I had an interesting question asked of me at my recent book launch for It Begins In Betrayal. I was asked about the role of feminism in the actions of my heroine. This is a massive question. I have a character who is clearly a strong individual, and who sets out to be the ‘rescuer’ in It Begins In Betrayal. Where is a character like that positioned in the question of feminism?
The business of feminism in the post war years is an entire Women’s Studies course. Though there are ample histories of bravery and leadership by women coming out of the war years, I write characters based on my own experience of people, in this case my own mother, and the people I knew in the small community I write about, and the stories I heard about my family. Women I knew as a child in that community had been through wars, had lost husbands, or worked on an equal footing with them in agricultural pursuits. They were strong out of necessity, but I perceived them as strong by inclination as well. Everyone I knew just ‘got on with it’. My own English aunts just got on with things as well in spite of setbacks or societal expectations.
Based on the balance of power, as I perceived it in my household, I truly believed that women were much stronger than men, and I still remember my genuine surprise at twelve or so when I was finally in a proper school, that society in general called women things like ‘the weaker sex’. I was quite shocked when I learned that my father’s younger brother married a fully qualified doctor and then immediately forbade her to work. I was disappointed by him, though by then I was in my twenties and I had begun to understand how men lived out their privileges, but I was puzzled by her. Why had she accepted these terms? The most I could ever glean from her in all her uncomplaining years was that she perceived it to be her duty. Subsuming your personal ambitions to duty is very surely a kind of strength as well.
An examination of what went into the solidifying of my mother’s strength reveals that though she had social, class and educational advantages, nevertheless she had painful experiences that had a profound influence on her behaviour and attitudes. She was poorly treated by her father, and much disappointed to find that marriage to her husband meant that she would be alone for much of her life, both because he was away for most of the war, and because in peacetime he was away doing geology. These disappointing circumstances undoubtedly strengthened her and fed her desire refuse to settle for a life in which only men could have adventure. She embarked on adventure and doing whatever she darn well wanted to beginning when I was three, and never really let up. My father was certainly powerless to stop her for the most part, and in fact revealed after she died how much he admired her.

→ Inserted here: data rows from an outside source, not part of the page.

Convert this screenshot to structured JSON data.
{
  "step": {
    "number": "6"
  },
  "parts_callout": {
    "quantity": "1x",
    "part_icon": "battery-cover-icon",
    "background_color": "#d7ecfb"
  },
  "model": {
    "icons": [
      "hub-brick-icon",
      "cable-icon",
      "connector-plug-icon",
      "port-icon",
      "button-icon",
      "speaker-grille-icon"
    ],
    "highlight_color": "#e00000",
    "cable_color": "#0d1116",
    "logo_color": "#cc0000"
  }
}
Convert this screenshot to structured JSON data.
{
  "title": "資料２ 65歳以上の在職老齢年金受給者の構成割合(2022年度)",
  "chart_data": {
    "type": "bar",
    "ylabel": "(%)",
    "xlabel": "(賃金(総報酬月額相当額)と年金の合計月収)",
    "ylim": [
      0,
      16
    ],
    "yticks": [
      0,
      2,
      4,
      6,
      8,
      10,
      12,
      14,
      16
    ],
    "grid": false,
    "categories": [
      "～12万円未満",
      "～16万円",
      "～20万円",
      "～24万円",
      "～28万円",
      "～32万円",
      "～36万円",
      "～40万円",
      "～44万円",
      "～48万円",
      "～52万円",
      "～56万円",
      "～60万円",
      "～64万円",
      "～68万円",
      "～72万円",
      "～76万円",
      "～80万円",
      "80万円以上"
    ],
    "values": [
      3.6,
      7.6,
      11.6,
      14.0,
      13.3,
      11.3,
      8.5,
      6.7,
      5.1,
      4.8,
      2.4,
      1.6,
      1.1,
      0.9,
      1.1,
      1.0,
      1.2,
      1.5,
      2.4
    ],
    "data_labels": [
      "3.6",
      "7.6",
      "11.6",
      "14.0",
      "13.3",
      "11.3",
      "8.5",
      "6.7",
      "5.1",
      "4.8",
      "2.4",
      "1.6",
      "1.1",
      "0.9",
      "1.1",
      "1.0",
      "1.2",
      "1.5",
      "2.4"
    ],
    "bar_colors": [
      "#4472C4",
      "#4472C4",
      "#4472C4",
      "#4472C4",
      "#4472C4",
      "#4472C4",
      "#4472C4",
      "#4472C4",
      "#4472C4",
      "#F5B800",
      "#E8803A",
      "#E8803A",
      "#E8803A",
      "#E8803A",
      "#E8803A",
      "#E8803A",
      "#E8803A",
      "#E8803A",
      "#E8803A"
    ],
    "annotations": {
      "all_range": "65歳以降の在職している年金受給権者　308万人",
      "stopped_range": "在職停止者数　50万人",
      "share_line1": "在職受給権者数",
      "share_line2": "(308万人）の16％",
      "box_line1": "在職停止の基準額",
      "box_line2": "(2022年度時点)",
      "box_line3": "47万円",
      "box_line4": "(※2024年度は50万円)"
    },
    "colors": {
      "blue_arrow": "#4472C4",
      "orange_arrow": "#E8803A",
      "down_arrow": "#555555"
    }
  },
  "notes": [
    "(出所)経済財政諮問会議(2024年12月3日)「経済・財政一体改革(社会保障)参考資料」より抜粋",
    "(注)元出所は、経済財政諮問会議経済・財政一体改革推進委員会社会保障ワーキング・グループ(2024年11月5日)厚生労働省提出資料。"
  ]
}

She acquired four master’s degrees after the age of fifty (much to the delight and admiration of my friends in high school who rarely saw such things) after growing up with little formal education as we know it here, having been educated by governesses and a brief and unhappy stint of boarding school. One of her Master’s degrees was in philosophy. She was intolerant of the growing fascination of psychology in the sixties because she believed all it provided was excuses. She believed profoundly in individual will and agency. “Just get on with it,” was the strongest lesson of my childhood.
So to answer a question about feminism and my characters, I have to consider what benefit there might have been to women who were ‘feminists’ by nature, but not attached to any political movements that forward the advancement of women. The world, after all, is full of women who are powerhouses, but not political. I think the service they provide to the advancement of women is to be found in modelling. In this case, especially in the times, modelling strength and agency. Modelling intolerance for the attempt to restrict their movements and activities. Of course, there were women all around Lane trapped in restrictive marriages, or indeed, who believed profoundly in the institution and the proper role of women in the home, but what people like my mother and the many other powerful women I knew did was to model this one fact: it doesn’t have to be that way. You can just get on with it.